Current recommendations for a low-protein diet prior to the initiation of dialysis are 0.8-1 g of protein/kg of weight, with an additional gram of protein added for each gram of protein lost in the urine (for patients with nephrotic syndrome). Patients with advanced uremia or malnutrition are not candidates for a low-protein diet.

Patients with CKD should be on a diet low in potassium (2-3 g/day), phosphate (2 g/day), and sodium (2 g/day).

Inpatient care

Inpatient care is required when patients have a uremic emergency, such as hyperkalemia, hypervolemia, acidosis, pericardial effusion with symptoms, or uremic encephalopathy; these patients require emergent dialysis.

Initiate dialysis gently (2-h initial session) to avoid dialysis disequilibrium syndrome, but dialysis should continue long enough to remove potassium if it is being initiated for this reason.

Therapy should be initiated with the care and oversight of a nephrologist and may need to occur in the intensive care unit if the patient is unstable or has cardiac abnormalities secondary to acidemia or hyperkalemia.

Outpatient care

Outpatient care should be administered under the direction of the consulting nephrologist. Outpatient care may include the initiation of chronic renal replacement therapy, such as peritoneal dialysis or hemodialysis.

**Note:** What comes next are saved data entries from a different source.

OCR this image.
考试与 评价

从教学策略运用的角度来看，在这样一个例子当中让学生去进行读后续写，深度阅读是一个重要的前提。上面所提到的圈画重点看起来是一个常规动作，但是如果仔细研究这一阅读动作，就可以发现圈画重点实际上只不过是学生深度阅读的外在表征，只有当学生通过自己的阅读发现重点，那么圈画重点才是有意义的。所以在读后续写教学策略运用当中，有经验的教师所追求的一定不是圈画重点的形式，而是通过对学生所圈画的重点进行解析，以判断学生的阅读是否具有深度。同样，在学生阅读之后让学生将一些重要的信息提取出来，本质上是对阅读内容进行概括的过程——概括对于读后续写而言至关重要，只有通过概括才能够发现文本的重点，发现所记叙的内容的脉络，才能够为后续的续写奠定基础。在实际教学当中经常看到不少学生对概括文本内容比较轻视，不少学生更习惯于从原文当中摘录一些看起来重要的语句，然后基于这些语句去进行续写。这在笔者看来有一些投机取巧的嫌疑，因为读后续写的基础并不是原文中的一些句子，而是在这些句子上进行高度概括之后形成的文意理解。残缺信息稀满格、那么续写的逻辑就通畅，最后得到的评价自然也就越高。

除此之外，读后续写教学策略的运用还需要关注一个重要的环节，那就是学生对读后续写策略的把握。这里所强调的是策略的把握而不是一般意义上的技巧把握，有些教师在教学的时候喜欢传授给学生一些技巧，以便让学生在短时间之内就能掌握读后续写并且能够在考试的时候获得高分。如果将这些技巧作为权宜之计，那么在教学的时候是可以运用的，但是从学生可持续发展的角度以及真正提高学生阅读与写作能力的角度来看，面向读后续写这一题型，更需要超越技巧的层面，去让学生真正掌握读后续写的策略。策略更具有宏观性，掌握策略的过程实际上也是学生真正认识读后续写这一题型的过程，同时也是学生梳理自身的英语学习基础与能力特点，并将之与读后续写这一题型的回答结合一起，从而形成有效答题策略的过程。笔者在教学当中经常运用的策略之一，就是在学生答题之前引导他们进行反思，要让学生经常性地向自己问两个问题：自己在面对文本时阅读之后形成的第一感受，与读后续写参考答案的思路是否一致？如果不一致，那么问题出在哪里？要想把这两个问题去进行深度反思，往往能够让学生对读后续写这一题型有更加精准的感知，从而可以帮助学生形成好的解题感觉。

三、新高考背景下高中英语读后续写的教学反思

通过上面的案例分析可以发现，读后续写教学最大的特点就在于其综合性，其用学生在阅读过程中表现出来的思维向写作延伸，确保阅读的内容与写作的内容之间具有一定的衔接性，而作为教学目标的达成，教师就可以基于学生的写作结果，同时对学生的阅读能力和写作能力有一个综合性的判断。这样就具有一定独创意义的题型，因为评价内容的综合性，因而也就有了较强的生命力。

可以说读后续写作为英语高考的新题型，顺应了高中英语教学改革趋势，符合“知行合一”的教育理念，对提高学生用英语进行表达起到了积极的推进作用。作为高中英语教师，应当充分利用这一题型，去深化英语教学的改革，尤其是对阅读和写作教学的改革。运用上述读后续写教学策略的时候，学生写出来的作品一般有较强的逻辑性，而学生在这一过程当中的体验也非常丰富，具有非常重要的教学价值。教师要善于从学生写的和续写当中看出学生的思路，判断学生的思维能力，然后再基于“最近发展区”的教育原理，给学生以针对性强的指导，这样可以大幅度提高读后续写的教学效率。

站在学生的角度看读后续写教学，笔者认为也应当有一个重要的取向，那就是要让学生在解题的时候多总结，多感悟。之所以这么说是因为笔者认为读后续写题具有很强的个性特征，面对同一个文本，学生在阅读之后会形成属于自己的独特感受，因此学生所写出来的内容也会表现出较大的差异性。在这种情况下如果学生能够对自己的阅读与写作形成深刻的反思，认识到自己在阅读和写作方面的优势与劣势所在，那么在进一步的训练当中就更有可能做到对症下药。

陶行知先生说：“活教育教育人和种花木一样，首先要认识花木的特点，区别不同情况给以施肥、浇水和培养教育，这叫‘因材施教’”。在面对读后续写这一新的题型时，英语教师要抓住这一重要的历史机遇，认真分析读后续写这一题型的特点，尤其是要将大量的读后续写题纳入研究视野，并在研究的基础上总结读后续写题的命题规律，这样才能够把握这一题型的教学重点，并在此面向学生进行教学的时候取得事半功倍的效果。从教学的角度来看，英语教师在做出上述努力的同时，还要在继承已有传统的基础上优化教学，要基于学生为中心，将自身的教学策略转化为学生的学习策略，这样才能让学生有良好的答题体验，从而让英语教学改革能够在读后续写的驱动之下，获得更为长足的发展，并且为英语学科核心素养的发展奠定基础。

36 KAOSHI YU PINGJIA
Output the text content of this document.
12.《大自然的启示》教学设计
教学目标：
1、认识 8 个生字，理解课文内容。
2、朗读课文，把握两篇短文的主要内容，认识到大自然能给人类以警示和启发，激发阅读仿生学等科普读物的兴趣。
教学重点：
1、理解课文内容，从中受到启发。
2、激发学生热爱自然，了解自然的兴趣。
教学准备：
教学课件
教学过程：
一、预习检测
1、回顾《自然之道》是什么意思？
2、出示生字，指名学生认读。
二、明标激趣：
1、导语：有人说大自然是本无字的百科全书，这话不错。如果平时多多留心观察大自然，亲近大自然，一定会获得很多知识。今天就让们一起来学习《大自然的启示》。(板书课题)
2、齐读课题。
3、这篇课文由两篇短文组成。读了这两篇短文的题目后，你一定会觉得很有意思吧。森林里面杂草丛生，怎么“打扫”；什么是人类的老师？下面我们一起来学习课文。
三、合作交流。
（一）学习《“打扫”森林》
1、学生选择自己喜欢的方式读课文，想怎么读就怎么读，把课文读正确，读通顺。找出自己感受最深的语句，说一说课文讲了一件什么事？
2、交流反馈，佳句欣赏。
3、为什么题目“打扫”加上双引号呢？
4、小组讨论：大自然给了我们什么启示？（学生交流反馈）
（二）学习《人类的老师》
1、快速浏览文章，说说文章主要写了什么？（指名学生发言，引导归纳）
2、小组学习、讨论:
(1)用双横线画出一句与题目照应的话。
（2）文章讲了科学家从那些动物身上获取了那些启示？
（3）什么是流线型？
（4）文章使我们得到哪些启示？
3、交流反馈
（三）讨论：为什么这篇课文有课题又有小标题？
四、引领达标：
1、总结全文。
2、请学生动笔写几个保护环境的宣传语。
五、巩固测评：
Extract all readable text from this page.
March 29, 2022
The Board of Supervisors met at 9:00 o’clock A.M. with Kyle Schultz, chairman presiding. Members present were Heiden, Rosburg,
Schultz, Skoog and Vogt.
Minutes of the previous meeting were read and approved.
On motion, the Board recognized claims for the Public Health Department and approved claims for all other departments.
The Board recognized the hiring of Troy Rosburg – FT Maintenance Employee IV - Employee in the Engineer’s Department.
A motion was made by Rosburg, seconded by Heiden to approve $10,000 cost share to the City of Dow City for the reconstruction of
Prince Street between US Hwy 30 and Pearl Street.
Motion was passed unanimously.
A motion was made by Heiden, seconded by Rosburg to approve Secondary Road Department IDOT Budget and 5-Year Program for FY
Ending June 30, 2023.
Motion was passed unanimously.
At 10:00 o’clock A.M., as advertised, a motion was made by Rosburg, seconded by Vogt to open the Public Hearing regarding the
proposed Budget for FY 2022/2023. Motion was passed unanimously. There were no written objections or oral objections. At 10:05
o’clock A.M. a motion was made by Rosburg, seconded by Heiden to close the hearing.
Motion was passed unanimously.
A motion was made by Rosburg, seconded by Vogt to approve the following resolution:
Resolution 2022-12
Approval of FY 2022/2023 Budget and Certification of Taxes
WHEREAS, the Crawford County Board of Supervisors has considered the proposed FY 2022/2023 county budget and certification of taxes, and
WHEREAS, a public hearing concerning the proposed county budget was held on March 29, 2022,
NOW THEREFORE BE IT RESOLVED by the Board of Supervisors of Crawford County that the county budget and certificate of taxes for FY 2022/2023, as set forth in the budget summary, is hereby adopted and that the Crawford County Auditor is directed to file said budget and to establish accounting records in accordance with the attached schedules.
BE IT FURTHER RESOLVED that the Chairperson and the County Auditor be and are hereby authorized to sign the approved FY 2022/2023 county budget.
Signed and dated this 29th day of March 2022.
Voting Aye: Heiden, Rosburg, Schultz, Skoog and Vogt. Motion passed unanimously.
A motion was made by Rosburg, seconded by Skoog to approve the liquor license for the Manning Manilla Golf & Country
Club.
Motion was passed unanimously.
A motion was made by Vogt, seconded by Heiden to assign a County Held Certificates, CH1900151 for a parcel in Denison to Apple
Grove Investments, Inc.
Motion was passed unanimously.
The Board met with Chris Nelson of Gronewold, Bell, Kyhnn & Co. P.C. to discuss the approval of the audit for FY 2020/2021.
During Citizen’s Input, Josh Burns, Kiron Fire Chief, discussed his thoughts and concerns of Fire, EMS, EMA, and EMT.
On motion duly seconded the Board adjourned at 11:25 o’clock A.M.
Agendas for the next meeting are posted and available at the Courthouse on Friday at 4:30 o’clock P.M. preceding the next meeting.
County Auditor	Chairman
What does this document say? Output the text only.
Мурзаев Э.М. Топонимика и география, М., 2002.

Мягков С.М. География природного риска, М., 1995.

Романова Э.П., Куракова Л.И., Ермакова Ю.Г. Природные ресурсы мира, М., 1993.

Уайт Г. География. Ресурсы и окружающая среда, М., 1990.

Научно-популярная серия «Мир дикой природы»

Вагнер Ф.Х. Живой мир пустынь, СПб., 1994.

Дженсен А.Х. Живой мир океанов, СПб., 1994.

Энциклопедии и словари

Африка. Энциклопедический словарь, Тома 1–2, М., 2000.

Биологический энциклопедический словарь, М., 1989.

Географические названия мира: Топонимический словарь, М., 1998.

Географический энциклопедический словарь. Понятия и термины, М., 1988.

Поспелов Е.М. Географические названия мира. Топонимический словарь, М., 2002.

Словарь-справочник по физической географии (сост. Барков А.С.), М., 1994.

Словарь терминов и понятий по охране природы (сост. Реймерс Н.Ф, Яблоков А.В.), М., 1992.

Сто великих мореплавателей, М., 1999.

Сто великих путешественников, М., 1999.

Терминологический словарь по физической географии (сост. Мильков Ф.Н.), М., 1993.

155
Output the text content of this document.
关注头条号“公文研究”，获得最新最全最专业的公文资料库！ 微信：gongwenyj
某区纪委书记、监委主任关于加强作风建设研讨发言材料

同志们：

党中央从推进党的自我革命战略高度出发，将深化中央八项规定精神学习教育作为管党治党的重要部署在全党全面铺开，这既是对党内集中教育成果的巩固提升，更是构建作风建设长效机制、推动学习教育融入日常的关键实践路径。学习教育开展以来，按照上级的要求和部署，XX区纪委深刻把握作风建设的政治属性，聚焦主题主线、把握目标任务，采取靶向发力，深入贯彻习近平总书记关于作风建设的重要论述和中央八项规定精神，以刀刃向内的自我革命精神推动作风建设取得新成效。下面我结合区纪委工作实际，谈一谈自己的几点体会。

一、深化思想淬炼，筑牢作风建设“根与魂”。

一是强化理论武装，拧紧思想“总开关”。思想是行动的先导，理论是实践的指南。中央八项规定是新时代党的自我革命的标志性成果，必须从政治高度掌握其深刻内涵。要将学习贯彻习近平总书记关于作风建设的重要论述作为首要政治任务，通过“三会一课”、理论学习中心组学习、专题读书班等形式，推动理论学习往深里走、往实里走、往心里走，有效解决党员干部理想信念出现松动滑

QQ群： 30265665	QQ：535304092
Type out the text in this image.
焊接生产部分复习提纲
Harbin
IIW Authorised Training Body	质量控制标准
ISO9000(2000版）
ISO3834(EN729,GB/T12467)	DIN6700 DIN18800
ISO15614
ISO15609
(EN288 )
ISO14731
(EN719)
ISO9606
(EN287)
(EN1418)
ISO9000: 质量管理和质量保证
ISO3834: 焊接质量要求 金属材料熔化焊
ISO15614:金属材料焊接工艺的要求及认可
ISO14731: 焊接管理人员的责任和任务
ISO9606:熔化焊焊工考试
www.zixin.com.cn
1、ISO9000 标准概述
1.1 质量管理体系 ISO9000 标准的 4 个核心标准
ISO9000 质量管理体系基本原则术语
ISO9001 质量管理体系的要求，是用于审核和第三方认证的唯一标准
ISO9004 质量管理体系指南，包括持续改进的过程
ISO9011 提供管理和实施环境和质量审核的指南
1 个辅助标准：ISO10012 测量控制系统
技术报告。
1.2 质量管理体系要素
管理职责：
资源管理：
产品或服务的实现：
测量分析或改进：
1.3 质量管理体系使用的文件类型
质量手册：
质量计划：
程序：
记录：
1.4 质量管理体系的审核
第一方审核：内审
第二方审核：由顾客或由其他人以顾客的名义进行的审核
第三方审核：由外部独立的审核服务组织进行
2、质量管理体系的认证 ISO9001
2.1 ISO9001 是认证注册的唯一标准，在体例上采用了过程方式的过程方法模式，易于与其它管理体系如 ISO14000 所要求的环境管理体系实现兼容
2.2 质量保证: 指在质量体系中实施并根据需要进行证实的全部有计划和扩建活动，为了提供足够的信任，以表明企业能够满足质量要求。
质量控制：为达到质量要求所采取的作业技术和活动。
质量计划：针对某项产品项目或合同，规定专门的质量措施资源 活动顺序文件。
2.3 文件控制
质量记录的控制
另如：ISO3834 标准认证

In/out patient medications

Inpatient medications include those that are necessary for emergent treatment of underlying disorders associated with uremia (emergent treatment of hyperkalemia, acidosis, and hypocalcemia).

Outpatient medications include EPO for anemia, iron, phosphate binders, calcitriol for PTH suppression and hypocalcemia, water-soluble vitamins (eg, folate, vitamin C), and, potentially, oral bicarbonate solution or tablets for acidosis.

Avoid nephrotoxic medications such as NSAIDs, renal toxic aminoglycoside antibiotics, and other potential renal toxins.

N -acetyl-cysteine can be administered before and after radiologic imaging that requires intravenous contrast (eg, CT scan, renal angiogram, intravenous pyelogram), to avoid nephrotoxicity. However, consider an alternative method of imaging (eg, ultrasonography, MRI) in this setting to avoid AKI, particularly in patients with diabetes.